Guillaume Collet, le 21/09/2012
Si, avec le lot de bonnes résolutions habituelles des débuts d’année, les récentes promesses gouvernementales ou les désaveux, c’est selon, votre enthousiasme reste intact ; si, comme la bêtise humaine, vôtre optimisme semble inaltérable et vous rend gentil, pire « niais » dans les soirées ; plongez avec la rigueur et le sérieux qu’il convient dans Les lisières d’Olivier Adam.
Une ode au suicide, une déclaration d’amour au néant ? Non, mais un violent rappel de toute la grise tristesse que peut contenir notre quotidien. Tout au long des 500 pages, l’auteur entretient par la répétition un regard désœuvré entre l’apitoiement et la consternation sur le monde qui l’entoure. Des vieux aux jeunes, des prolétaires tendance beauf banlieusards aux riches intellectuels bobo forcément Parisiens ; tout est sujet à la gravité, au constat d’un destin en faillite. Même la télévision et ses belles émissions de télé réalité sont attaquées.

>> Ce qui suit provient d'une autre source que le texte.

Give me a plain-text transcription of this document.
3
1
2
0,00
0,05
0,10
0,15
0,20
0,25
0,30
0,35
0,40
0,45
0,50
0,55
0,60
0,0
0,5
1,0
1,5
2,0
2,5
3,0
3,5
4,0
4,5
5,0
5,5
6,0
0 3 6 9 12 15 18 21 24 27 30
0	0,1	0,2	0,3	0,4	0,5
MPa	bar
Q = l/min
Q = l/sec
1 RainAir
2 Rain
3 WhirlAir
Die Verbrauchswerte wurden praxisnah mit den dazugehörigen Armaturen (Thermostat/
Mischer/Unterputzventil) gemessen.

Réactionnaire pamphlétaire ? Non plus, Olivier Adam flirte, frôle, mais au final évite, ce fréquent écueil de la littérature en prise avec le social. Une sincérité revendiquée, soutenue par une prose sans emphase mais aussi une réflexion de fond évite le pur déballage réactionnaire. Car si le sujet principal semble être le rapport de l’individu avec la culture et son formalisme, on peut y voir surtout une mise à l’épreuve d’une certaine littérature.
En effet, ce constat du cloisonnement des classes, subit et entretenu par chacun est dénoncé à travers le parcours de Paul : écrivain scénariste au divorce douloureux. Celui-ci revient voir ses parents dans sa ville natale. Ses angoisses actuelles se confrontent alors avec le souvenir du mal être de sa jeunesse. Pour justifier ou expliquer l’un et l’autre il va faire le procès de la société, mais surtout, constater les paradoxes de sa propre littérature qui, oh! fatalisme de l’autofiction, semble si proche de celle de l’auteur. Cette écriture, qui trouve sa force dans les origines modestes de son auteur, se retrouve en prise avec les personnes qui l’inspirent mais qui ne la lisent pas, pire la dénigrent.
Alors, si vous êtes riches, vivant dans un ghetto de nantis ou qui sait, dans une véritable tour d’ivoire, envoyez une de vos licornes acheter ce roman. Il rassasie ce qu’il faut de notre curiosité malsaine quant au malheur des autres, et complait cet agréable sentiment qui est de savoir qu’il existe des gens plus bêtes et moins chanceux que nous.
Pour ceux qui ont au moins une fois fréquenté un quai de RER et que l’ISF n’inquiète, bref ceux qui savent que le monde est plus rude qu’une publicité, ce récit ne fera que souligner avec défaitisme les problèmes qui nous étreignent chaque jour, ni plus ni moins.